Bioprospecting – New Malaysian Laws to be Enacted

Scientific research that looks for useful applications, processes, or products in nature is called biodiversity prospecting, or bioprospecting. In many cases, bioprospecting is a search for useful organic compounds in microorganisms, plants, and fungi that grow in extreme environments, such as rainforests, deserts, and hot springs. Malaysia, being one of the 12 mega-diverse countries in the world, and rich with biological diversity would be an attractive location to conduct these bioprospecting activities.

The existing Malaysian laws do not regulate access to such resources, as the Forestry Act 1984 only controls removal of forest products but do not differentiate between local and foreign collectors, while the Protection of Wildlife Act 1972 pertains only to specific species. Although export licenses under the Customs Act 1967 can, to a certain extent, check illegal removal of genetic resources, customs officials do not have sufficient expertise in this area.

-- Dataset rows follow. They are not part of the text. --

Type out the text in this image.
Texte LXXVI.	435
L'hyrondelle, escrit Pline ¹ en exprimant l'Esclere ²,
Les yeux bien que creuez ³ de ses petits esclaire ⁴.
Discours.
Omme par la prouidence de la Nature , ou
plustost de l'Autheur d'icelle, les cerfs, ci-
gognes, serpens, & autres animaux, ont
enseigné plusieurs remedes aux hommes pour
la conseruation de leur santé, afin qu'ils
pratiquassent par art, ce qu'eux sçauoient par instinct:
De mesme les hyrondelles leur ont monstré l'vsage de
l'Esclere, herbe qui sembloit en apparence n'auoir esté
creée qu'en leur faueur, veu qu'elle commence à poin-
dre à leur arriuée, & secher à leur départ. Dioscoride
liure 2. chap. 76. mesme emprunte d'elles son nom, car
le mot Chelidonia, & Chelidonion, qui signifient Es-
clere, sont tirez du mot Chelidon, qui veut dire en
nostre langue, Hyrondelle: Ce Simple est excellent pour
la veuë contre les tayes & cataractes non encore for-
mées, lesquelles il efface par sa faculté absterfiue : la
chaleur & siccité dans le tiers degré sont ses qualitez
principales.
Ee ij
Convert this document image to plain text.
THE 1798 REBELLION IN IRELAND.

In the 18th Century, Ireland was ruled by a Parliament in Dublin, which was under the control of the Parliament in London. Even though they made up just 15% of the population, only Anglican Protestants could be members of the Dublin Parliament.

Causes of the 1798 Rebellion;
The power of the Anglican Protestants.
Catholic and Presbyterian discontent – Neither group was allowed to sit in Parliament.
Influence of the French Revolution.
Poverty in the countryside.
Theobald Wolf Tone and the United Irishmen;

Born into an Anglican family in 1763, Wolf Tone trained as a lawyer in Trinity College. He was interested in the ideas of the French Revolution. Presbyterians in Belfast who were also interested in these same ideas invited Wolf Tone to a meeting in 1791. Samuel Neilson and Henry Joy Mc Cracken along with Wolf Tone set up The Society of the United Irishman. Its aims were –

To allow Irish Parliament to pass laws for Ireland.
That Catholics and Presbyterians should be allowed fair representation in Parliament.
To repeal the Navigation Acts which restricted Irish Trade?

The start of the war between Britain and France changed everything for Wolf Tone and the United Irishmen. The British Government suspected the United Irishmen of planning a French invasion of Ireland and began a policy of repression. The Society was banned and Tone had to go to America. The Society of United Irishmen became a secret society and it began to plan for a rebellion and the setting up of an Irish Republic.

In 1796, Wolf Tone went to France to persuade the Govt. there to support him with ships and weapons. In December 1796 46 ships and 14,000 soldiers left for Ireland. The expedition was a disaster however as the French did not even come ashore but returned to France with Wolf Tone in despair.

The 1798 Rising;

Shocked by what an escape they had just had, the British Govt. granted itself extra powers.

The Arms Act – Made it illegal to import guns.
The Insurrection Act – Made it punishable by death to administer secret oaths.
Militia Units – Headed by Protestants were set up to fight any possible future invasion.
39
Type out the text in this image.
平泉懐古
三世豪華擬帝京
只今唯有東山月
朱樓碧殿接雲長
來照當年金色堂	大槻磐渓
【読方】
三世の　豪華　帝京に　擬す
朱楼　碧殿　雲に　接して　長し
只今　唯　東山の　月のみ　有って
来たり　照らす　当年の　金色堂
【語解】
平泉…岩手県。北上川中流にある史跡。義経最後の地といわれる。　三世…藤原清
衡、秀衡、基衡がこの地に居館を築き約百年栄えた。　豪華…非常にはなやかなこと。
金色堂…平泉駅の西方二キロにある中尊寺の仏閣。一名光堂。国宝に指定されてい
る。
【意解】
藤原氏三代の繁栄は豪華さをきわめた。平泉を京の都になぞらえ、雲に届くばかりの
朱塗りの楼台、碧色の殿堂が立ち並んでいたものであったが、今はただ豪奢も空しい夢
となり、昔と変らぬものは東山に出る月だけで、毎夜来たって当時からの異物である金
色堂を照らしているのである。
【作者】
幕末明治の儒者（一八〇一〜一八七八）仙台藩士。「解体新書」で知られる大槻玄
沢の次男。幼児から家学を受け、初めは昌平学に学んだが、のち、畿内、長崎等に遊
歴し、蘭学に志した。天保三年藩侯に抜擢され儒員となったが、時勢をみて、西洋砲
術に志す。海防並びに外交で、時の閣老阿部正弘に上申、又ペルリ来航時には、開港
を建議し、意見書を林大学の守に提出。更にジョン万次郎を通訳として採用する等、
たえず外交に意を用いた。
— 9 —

Laws are currently being drafted to protect and regulate access to Malaysia’s local biodiversity resources, namely the Access and Benefit Sharing (“ABS”) Bill. The ABS Bill seeks to ensure fair and equitable sharing of benefits from the use of Malaysia’s genetic resources and to avoid cases of bio-piracy. The ABS Bill is expected to impose a requirement that parties wishing to conduct research on, export or sell local bio-diversity resources must apply for specific permits for such activities. Those conducting such activities without permits may be liable to a fine and/or a jail term.

Therefore, once the ABS Bill is enacted it is essential that parties, especially pharmaceutical companies which are involved or going to be involved in bio-prospecting in Malaysia obtain the required permits to enable them to conduct the same. Local state regulations on bioprospecting have already commenced, as the Sarawak Biodiversity Access, Collection and Research Regulation 1998 currently requires various permits for work on the state’s biological resources. There will therefore be a need for the intellectual property representatives of foreign parties in Malaysia to liaise with the authorities on the matter of permits once the ABS Bill is enacted.